The International Transport Forum is a specialised agency of the OECD (Organisation for Economic Co-operation and Development) which now has around 60 member states and positions itself as a platform for dialogue that aims to promote communication between high-ranking representatives from the economic and civil society sectors with regard to mobility. All of the member states meet once a year for a three-day conference in Leipzig. This time, the event was attended by 1,300 representatives from governments and from the economic, science and civil society sectors. The leading topic was "Governance in Transport", but the attendees also discussed other aspects of the transport of tomorrow in the several dozen panels and discussion groups.
The participants agreed that, after the changes in the energy sector, the transport sector is now on the verge of a turning point, not least because global warning cannot be limited to an acceptable level without new mobility concepts. Transport minister Alexander Dobrindt, who was in Leipzig with 40 other ministers, said: "Right now we are on the cusp of a mobility revolution".
The current system of individual motorised transport is approaching its limits, especially because cities all over the world are literally being smothered by their traffic. Without political change, the number of cars on the road is expected to rise from 900 million to around 1.7 billion in the next twenty years alone.
In Leipzig, the attendees discussed solutions which included heading towards sustainable (public) transportation, app-based traffic flows and so-called "sharing" practices.

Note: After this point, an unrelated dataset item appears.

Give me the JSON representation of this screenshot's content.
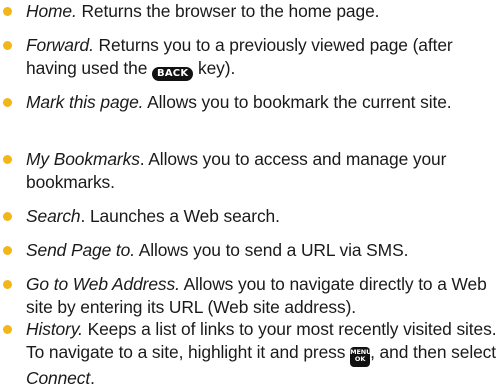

KfW Development Bank is one of the international institutions which is promoting and supporting this change. Through TUMI, it is providing one billion euros per year to finance sustainable transport in developing countries and emerging economies, such as underground lines in Latin America, cycle paths in South Africa or bus systems in Kenya. Together with the BMZ and GIZ, KfW presented the initiative at a side event in Leipzig and explained KfW's funding policy.
Team Head Klaus Gihr said that in this instance, KfW is more than a financier; it is also monitoring projects with regard to their impact on people and the environment and supporting the preparation of projects. The partners' lack of capacity pose "a big problem". No specific technology is being financed as "there is no magic formula for sustainable transport". Instead, the aim is to find the best solution in each case.
Even before the actual conference in Leipzig, all the institutions involved with TUMI met at a workshop. As well as KfW and the BMZ, these include the World Resources Institute, the Asian Development Bank (ADB), the Development Bank of Latin American (CAF) and GIZ. Together, they all want to be the driving force behind a global transport change.